Objective:The aim of the present study was to investigate the underlying mechanism of metformin in reducing myocardial apoptosis and improving mitochondrial function in rats and H9c2 cells subjected to myocardial ischemia–reperfusion (I/R) or hypoxia–reoxygenation (H/R) injuries, respectively.Methods:Following pretreatment with metformin, male Sprague–Dawley rats were used to establish an I/R model in vivo. Serum creatinine kinase-MB and cardiac troponin T levels were examined by enzyme-linked immunosorbent assay. Infarct size and apoptosis were measured by triphenyl tetrazolium chloride staining and terminal deoxynucleotidyl transferase dUTP nick end labeling assay. Pathological changes were evaluated by hematoxylin and eosin staining. H9c2 cells were used to establish an H/R model in vitro.
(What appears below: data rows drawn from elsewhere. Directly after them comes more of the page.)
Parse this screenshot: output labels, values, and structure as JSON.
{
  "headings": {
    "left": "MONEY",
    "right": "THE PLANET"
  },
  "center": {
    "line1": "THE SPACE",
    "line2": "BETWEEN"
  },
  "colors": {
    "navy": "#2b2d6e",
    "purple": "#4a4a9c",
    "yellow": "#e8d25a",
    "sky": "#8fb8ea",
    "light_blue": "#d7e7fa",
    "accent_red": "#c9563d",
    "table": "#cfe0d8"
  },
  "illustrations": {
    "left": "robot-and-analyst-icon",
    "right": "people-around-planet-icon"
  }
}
Cell apoptosis and mitochondrial membrane potential (MMP) were examined by flow cytometry and Rhodamine 123. The expression levels of six-transmembrane epithelial antigen of prostate 4 (STEAP4), B-cell lymphoma 2, Bcl-2-associated X protein, and glyceraldehyde 3-phosphate dehydrogenase in both myocardial tissues and H9c2 cells were determined by western blotting.Results:We found that metformin decreased infarct size, increased STEAP4 expression, mitigated myocardial apoptosis, and increased MMP when the models were subjected to H/R or I/R injuries. However, STEAP4 knockdown significantly abrogated the beneficial effect of metformin.Conclusion:We further demonstrated the protective effect of metformin on cardiomyocytes, which might be at least partly attributable to the upregulation of STEAP4. Therefore, STEAP4 might be a new target to decrease apoptosis and rescue mitochondrial function in myocardial I/R injury.